Ob die Krankheit bei ihr erblich bedingt ist, weiss Liliane nicht – weder ihre Mutter noch ihre Grosseltern litten an Psoriasis. Und auch was genau die Krankheitsschübe bei ihr auslöst oder begünstigt, kann Liliane nicht sagen. Sie merkt beispielsweise keine saisonalen Unterschiede oder Auswirkungen ihrer Ernährung auf die Haut. Nach vielen Versuchen der Ernährungsumstellung isst sie deshalb heute einfach das, worauf sie Lust hat.
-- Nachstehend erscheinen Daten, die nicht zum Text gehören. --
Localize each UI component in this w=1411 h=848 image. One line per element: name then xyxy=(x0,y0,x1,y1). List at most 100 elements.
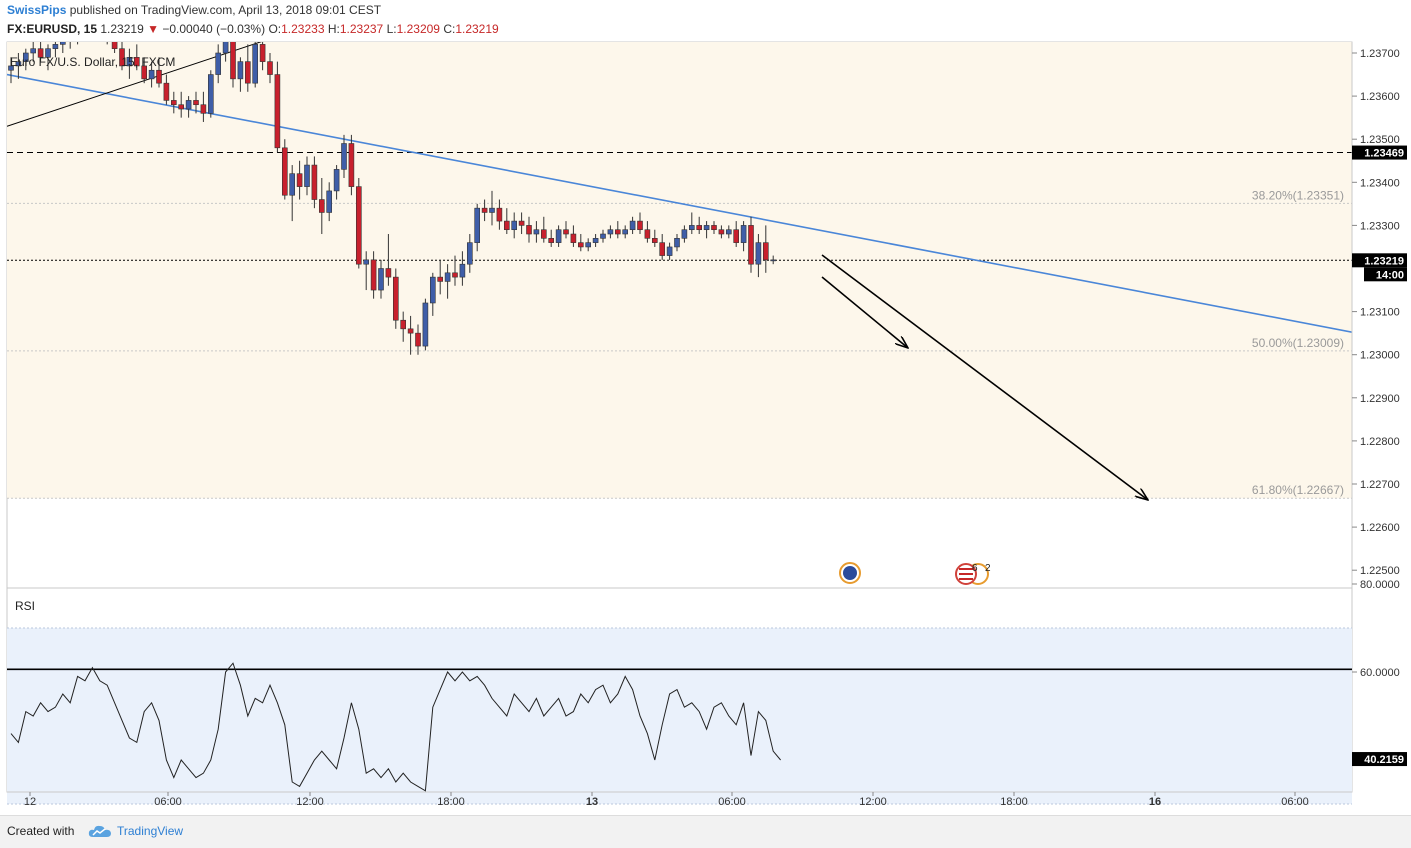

Aber jeder Mensch sei da anders, betont sie: «Man kann nicht sagen: Du hast  Psoriasis, mach doch das oder das. Jeder Mensch ist anders, und jeder Patient hat seine ganz eigene Psoriasis. Es gibt kein allgemeingültiges Rezept.»

 

Austausch mit anderen Betroffenen
Betroffenen rät sie vor allem, offen über ihre Krankheit und über ihre Beschwerden zu sprechen und sich mit anderen auszutauschen. Für Liliane war es gerade in der Romandie schwierig, mit anderen Patientinnen und Patienten in Kontakt zu kommen. Schliesslich stiess sie auf die Schweizerische Psoriasis- und Vitiligo-Gesellschaft (SPVG) und deren Re­ gionalgruppen. Seit drei Jahren sitzt sie nun bereits im Vor­ stand der Patientenorganisation. Dieses Engagement ist ihr sehr wichtig, denn nach wie vor sieht sie sich, wie viele Betroffene, durch ihre Krankheit mit hartnäckigen und falschen Vorurteilen konfrontiert – beispielsweise, dass Psoriasis ein Zeichen von mangelnder Hygiene sei. Und: «Müsste ich nur eine Sache ganz gross auf eine Fahne schreiben, dann wäre es: Psoriasis ist nicht ansteckend!» Um diese Mythen zu entkräften, ist es ihr wichtig, dass sich Patientinnen und Patienten nicht verstecken, sondern sich miteinander vernetzen, beispielsweise über die sozialen Medien, in Facebook-Gruppen oder Patienten-organisationen. Liliane ist überzeugt, dass der Austausch mit anderen Betroffenen dabei hilft, eine positive Einstellung zu bewahren und das Bewusstsein für Psoriasis in der Bevölkerung weiter zu stärken.